One of the British Heart Foundation’s “leading lights” has been targeted for disinvestment, Gair Rhydd can reveal. Professor Alan Williams and his parent department, Ionic Cell Signalling, are considered to be at risk despite Williams receiving significant grants from the British Heart Foundation. Though the exact figure is unconfirmed, the latest grant (or ‘award’, as it is described by the BHF) is reported to be approximately one million pounds.
This news comes just one week after Gair Rhydd revealed that up to 69 members of academic staff are set to be made redundant as part of MEDIC Forward, Cardiff University’s controversial plan to restructure the School of Medicine. MEDIC Forward has attracted criticism from staff, students, and the University and College Union (UCU) for being who have expressed their “grave concerns” with the project.
In a report issued to the University Council, one of Cardiff University’s governing bodies, the UCU stated that MEDIC Forward was a “poorly-disguised exercise in removing from the School people who are outside the major areas favoured by the ‘primary influencers’”.
The UCU further stated that the proposals “present a real risk of reputational damage to Cardiff University […] to say nothing of the impact on the staff involved”. MEDIC Forward has described some departments, such as Williams’ as ‘unsustainable’, despite those same departments attracting millions of pounds in research grants.
It is understood that the Medical School needs to approve the million-pound grant before it can be awarded, but this has yet to happen because the consultation period for MEDIC Forward is ongoing. The Medical School has previously communicated that grant money and other investors would be returned to stakeholders where projects could not be completed, and it is assumed that if Williams’ department or team was disinvested from then the grant would have to be refunded.
Heart Disease is the biggest killer in Wales, and a leading cause of death in the United Kingdom. A report commissioned by the Welsh Assembly noted that the death rate of Coronary Heart Disease in Wales “is greater than in the majority of countries in Western Europe”.
It is feared that Cardiff University will be neglecting its mission to undertake research for the public good by disinvesting in Cardiology research, particularly when the research interests of charities such as the British Heart Foundation are at stake.
A Cardiff University spokesperson would not comment on the future of IMEM or Alan Williams’ group. The spokesperson said: “It would be inappropriate to comment on any funding application or an individual’s circumstances whilst the Medic Forward consultation process remains on-going. “
“Until the consultation with staff, stakeholders, the wider University, the Trade Unions and the individuals themselves is completed we would advise anyone who wishes to raise any concerns to do so through the most appropriate channels.”
Cardiff University would not confirm whether or not the scenario described was unique to Williams’ team, or if other research grants were also being suspended while the consultation period continues. They also refused to comment more broadly as to whether or not Cardiology research at the Medical School more was at risk of disinvestment.
Prof.
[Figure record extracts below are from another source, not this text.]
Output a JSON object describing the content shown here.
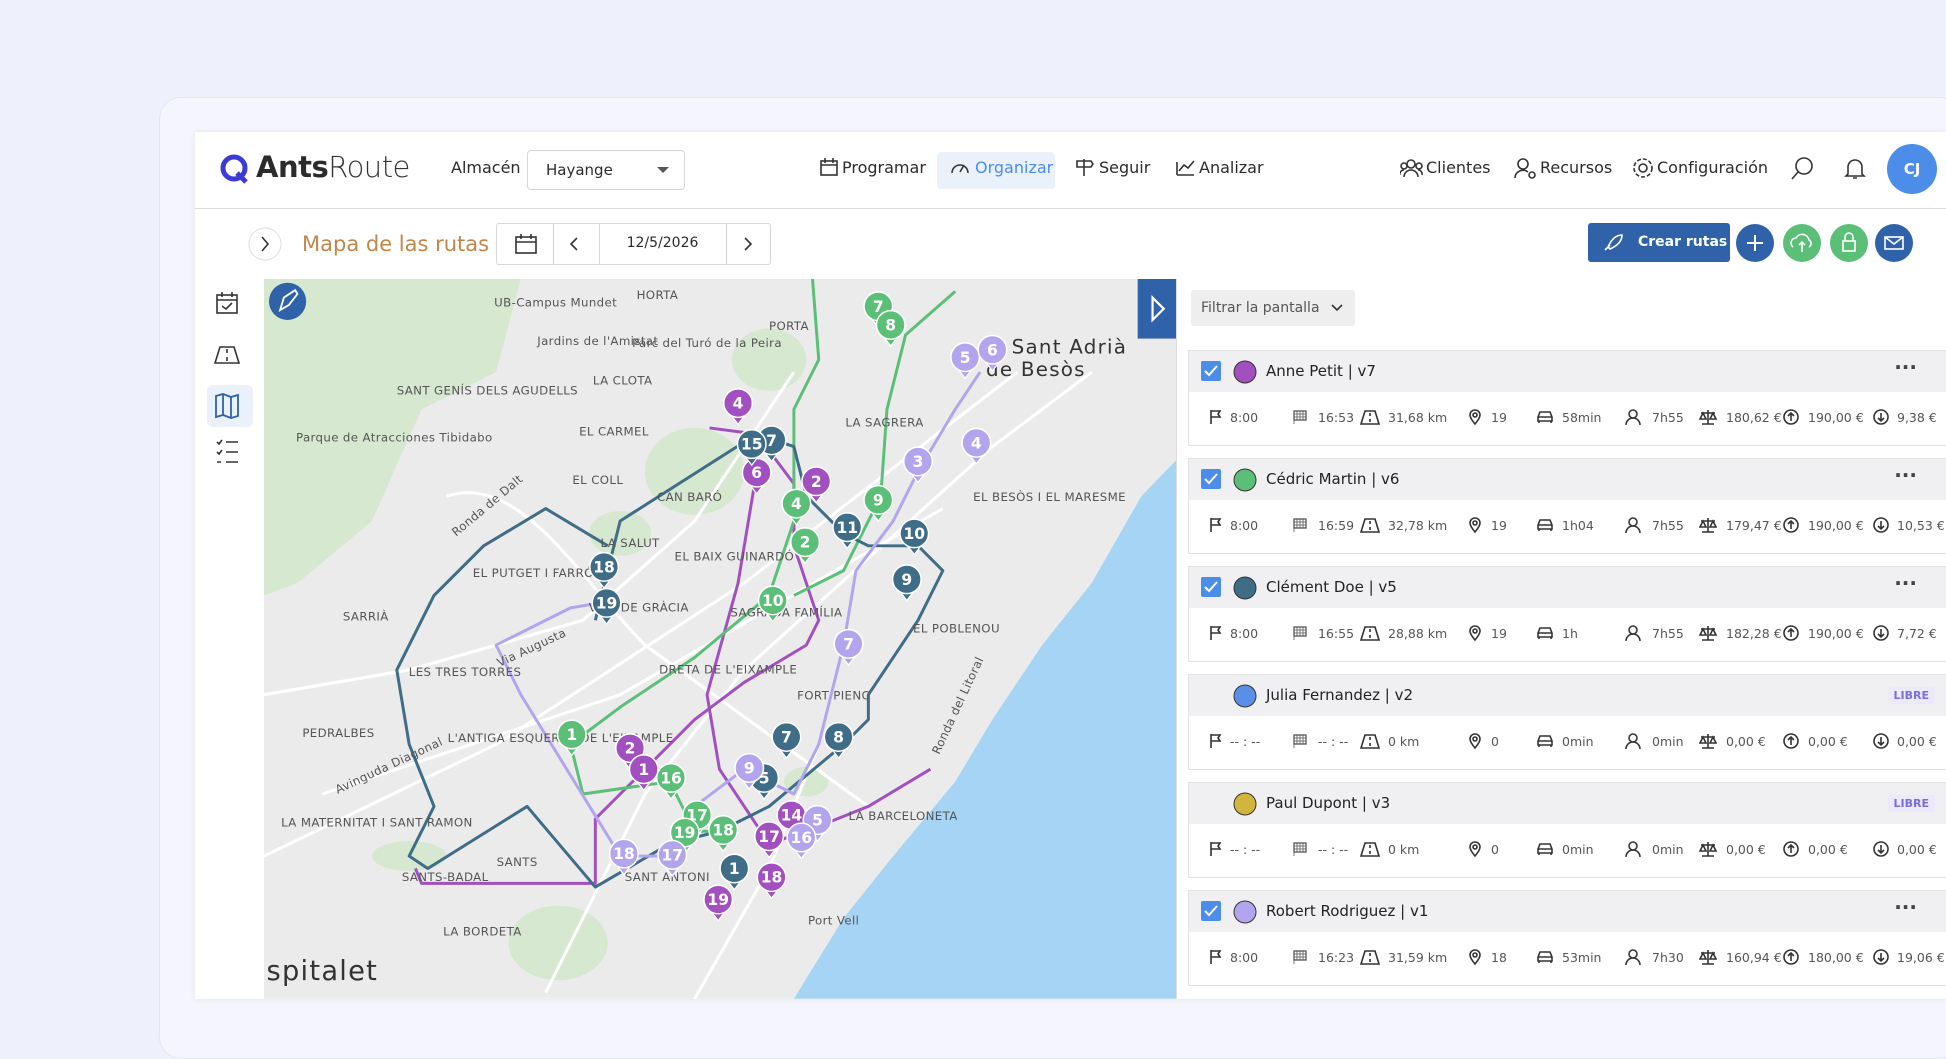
{
  "header": {
    "logo_bold": "Ants",
    "logo_light": "Route",
    "warehouse_label": "Almacén",
    "warehouse": "Hayange",
    "nav": [
      "Programar",
      "Organizar",
      "Seguir",
      "Analizar"
    ],
    "active_nav": 1,
    "menu": [
      "Clientes",
      "Recursos",
      "Configuración"
    ],
    "avatar": "CJ"
  },
  "toolbar": {
    "title": "Mapa de las rutas",
    "date": "12/5/2026",
    "button": "Crear rutas"
  },
  "panel": {
    "filter": "Filtrar la pantalla",
    "routes": [
      {
        "name": "Anne Petit | v7",
        "checked": true,
        "color": "#a24fc0",
        "stats": [
          "8:00",
          "16:53",
          "31,68 km",
          "19",
          "58min",
          "7h55",
          "180,62 €",
          "190,00 €",
          "9,38 €"
        ]
      },
      {
        "name": "Cédric Martin | v6",
        "checked": true,
        "color": "#5bbf78",
        "stats": [
          "8:00",
          "16:59",
          "32,78 km",
          "19",
          "1h04",
          "7h55",
          "179,47 €",
          "190,00 €",
          "10,53 €"
        ]
      },
      {
        "name": "Clément Doe | v5",
        "checked": true,
        "color": "#3f6c86",
        "stats": [
          "8:00",
          "16:55",
          "28,88 km",
          "19",
          "1h",
          "7h55",
          "182,28 €",
          "190,00 €",
          "7,72 €"
        ]
      },
      {
        "name": "Julia Fernandez | v2",
        "checked": false,
        "color": "#5b8ee6",
        "badge": "LIBRE",
        "stats": [
          "-- : --",
          "-- : --",
          "0 km",
          "0",
          "0min",
          "0min",
          "0,00 €",
          "0,00 €",
          "0,00 €"
        ]
      },
      {
        "name": "Paul Dupont | v3",
        "checked": false,
        "color": "#d4b53c",
        "badge": "LIBRE",
        "stats": [
          "-- : --",
          "-- : --",
          "0 km",
          "0",
          "0min",
          "0min",
          "0,00 €",
          "0,00 €",
          "0,00 €"
        ]
      },
      {
        "name": "Robert Rodriguez | v1",
        "checked": true,
        "color": "#b2a5ee",
        "stats": [
          "8:00",
          "16:23",
          "31,59 km",
          "18",
          "53min",
          "7h30",
          "160,94 €",
          "180,00 €",
          "19,06 €"
        ]
      }
    ]
  },
  "map": {
    "places": [
      "HORTA",
      "PORTA",
      "UB-Campus Mundet",
      "Jardins de l'Amistat",
      "Parc del Turó de la Peira",
      "Sant Adrià",
      "de Besòs",
      "SANT GENÍS DELS AGUDELLS",
      "LA CLOTA",
      "EL CARMEL",
      "Parque de Atracciones Tibidabo",
      "LA SAGRERA",
      "CAN BARÓ",
      "EL COLL",
      "EL BESÒS I EL MARESME",
      "LA SALUT",
      "EL BAIX GUINARDÓ",
      "EL PUTGET I FARRÓ",
      "SARRIÀ",
      "VILA DE GRÀCIA",
      "SAGRADA FAMÍLIA",
      "EL POBLENOU",
      "Via Augusta",
      "LES TRES TORRES",
      "DRETA DE L'EIXAMPLE",
      "FORT PIENC",
      "PEDRALBES",
      "L'ANTIGA ESQUERRA DE L'EIXAMPLE",
      "Avinguda Diagonal",
      "LA MATERNITAT I SANT RAMON",
      "LA BARCELONETA",
      "SANTS-BADAL",
      "SANTS",
      "SANT ANTONI",
      "LA BORDETA",
      "Port Vell",
      "Ronda de Dalt",
      "Ronda del Litoral",
      "spitalet"
    ],
    "markers": [
      {
        "label": "7",
        "color": "#5bbf78"
      },
      {
        "label": "8",
        "color": "#5bbf78"
      },
      {
        "label": "9",
        "color": "#5bbf78"
      },
      {
        "label": "4",
        "color": "#5bbf78"
      },
      {
        "label": "2",
        "color": "#5bbf78"
      },
      {
        "label": "10",
        "color": "#5bbf78"
      },
      {
        "label": "1",
        "color": "#5bbf78"
      },
      {
        "label": "16",
        "color": "#5bbf78"
      },
      {
        "label": "17",
        "color": "#5bbf78"
      },
      {
        "label": "19",
        "color": "#5bbf78"
      },
      {
        "label": "18",
        "color": "#5bbf78"
      },
      {
        "label": "4",
        "color": "#a24fc0"
      },
      {
        "label": "6",
        "color": "#a24fc0"
      },
      {
        "label": "2",
        "color": "#a24fc0"
      },
      {
        "label": "2",
        "color": "#a24fc0"
      },
      {
        "label": "1",
        "color": "#a24fc0"
      },
      {
        "label": "14",
        "color": "#a24fc0"
      },
      {
        "label": "17",
        "color": "#a24fc0"
      },
      {
        "label": "18",
        "color": "#a24fc0"
      },
      {
        "label": "19",
        "color": "#a24fc0"
      },
      {
        "label": "7",
        "color": "#3f6c86"
      },
      {
        "label": "15",
        "color": "#3f6c86"
      },
      {
        "label": "18",
        "color": "#3f6c86"
      },
      {
        "label": "19",
        "color": "#3f6c86"
      },
      {
        "label": "11",
        "color": "#3f6c86"
      },
      {
        "label": "10",
        "color": "#3f6c86"
      },
      {
        "label": "9",
        "color": "#3f6c86"
      },
      {
        "label": "7",
        "color": "#3f6c86"
      },
      {
        "label": "8",
        "color": "#3f6c86"
      },
      {
        "label": "5",
        "color": "#3f6c86"
      },
      {
        "label": "1",
        "color": "#3f6c86"
      },
      {
        "label": "5",
        "color": "#b2a5ee"
      },
      {
        "label": "6",
        "color": "#b2a5ee"
      },
      {
        "label": "3",
        "color": "#b2a5ee"
      },
      {
        "label": "4",
        "color": "#b2a5ee"
      },
      {
        "label": "7",
        "color": "#b2a5ee"
      },
      {
        "label": "9",
        "color": "#b2a5ee"
      },
      {
        "label": "5",
        "color": "#b2a5ee"
      },
      {
        "label": "16",
        "color": "#b2a5ee"
      },
      {
        "label": "17",
        "color": "#b2a5ee"
      },
      {
        "label": "18",
        "color": "#b2a5ee"
      }
    ]
  }
}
Peter Weissberg, director of Medicine at the BHF, spoke to Gair Rhydd and said: “Many large medical schools in the UK have recently undergone strategic reviews and the BHF is aware that Cardiff University’s School of Medicine is currently undergoing such a review to redefine its priorities and its managerial structure.”
“Professor Alan Williams’ group is one of its leading lights and we are confident that Professor Williams’ new award is not in jeopardy, although it is not yet clear where his group will fit within the anticipated revised structure. We await the outcome of the formal consultation process with interest.”
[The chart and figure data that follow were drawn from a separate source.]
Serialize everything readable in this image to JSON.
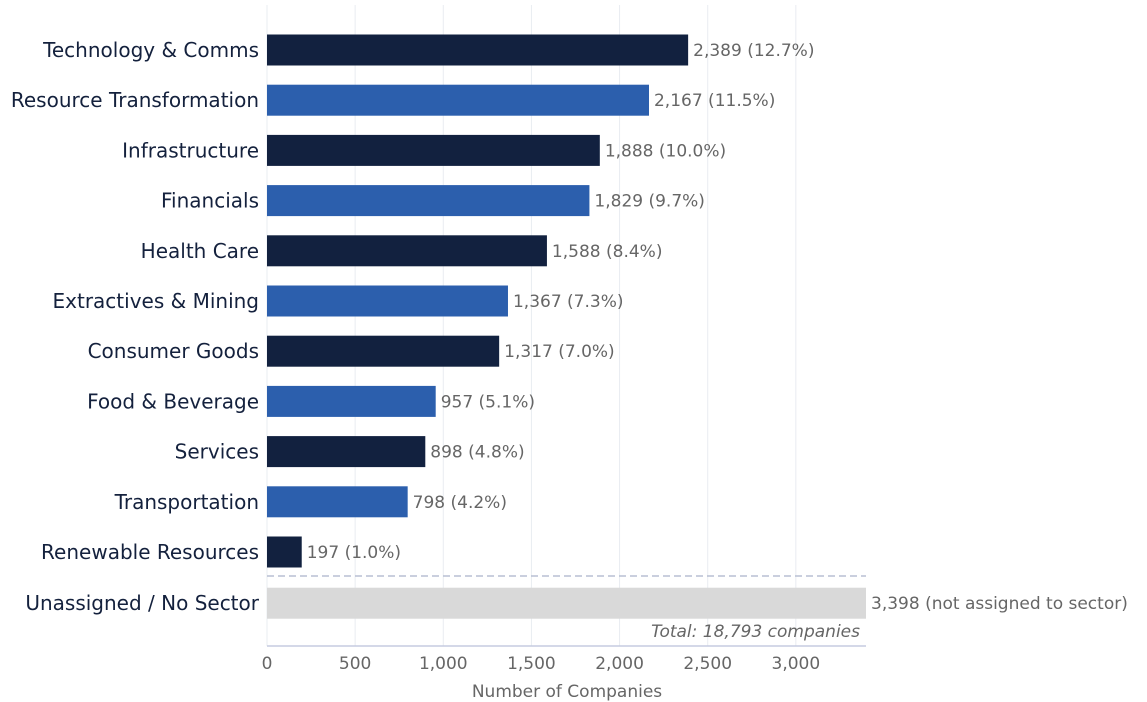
{
  "chart_data": {
    "type": "bar",
    "orientation": "horizontal",
    "categories": [
      "Technology & Comms",
      "Resource Transformation",
      "Infrastructure",
      "Financials",
      "Health Care",
      "Extractives & Mining",
      "Consumer Goods",
      "Food & Beverage",
      "Services",
      "Transportation",
      "Renewable Resources",
      "Unassigned / No Sector"
    ],
    "values": [
      2389,
      2167,
      1888,
      1829,
      1588,
      1367,
      1317,
      957,
      898,
      798,
      197,
      3398
    ],
    "value_labels": [
      "2,389  (12.7%)",
      "2,167  (11.5%)",
      "1,888  (10.0%)",
      "1,829  (9.7%)",
      "1,588  (8.4%)",
      "1,367  (7.3%)",
      "1,317  (7.0%)",
      "957  (5.1%)",
      "898  (4.8%)",
      "798  (4.2%)",
      "197  (1.0%)",
      "3,398  (not assigned to sector)"
    ],
    "colors": [
      "#12213f",
      "#2c5fad",
      "#12213f",
      "#2c5fad",
      "#12213f",
      "#2c5fad",
      "#12213f",
      "#2c5fad",
      "#12213f",
      "#2c5fad",
      "#12213f",
      "#d9d9d9"
    ],
    "separator_before_last": true,
    "xlabel": "Number of Companies",
    "ylabel": "",
    "title": "",
    "xlim": [
      0,
      3398
    ],
    "xticks": [
      0,
      500,
      1000,
      1500,
      2000,
      2500,
      3000
    ],
    "xtick_labels": [
      "0",
      "500",
      "1,000",
      "1,500",
      "2,000",
      "2,500",
      "3,000"
    ],
    "annotation": "Total: 18,793 companies",
    "grid": "vertical",
    "legend": "none"
  }
}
“The BHF is committed to supporting high quality cardiovascular research across the UK. Cardiff University is aware of the burden of cardiovascular disease in the Welsh population and needs to define how it can best address this problem through its new research strategy and structure.”
Though the BHF is confident that Williams’ award is not in jeopardy, his position is. It is understood that Alan Williams is one of the 69 academics who have been notified that their area of research is currently being considered for disinvestment.
Despite wide-ranging student complaints about poor communication, nothing more has been communicated to students about MEDIC Forward since last week’s Gair Rhydd story, and many questions are still being asked.
The University and College Union presented the case for either slowing or stopping the MEDIC Forward restructure to University Council on Monday 18th of May. The report presented to those on Council cited a number of problems with the proposals as they stood:
The Council will meet in June to discuss the future of MEDIC Forward. The consultation continues.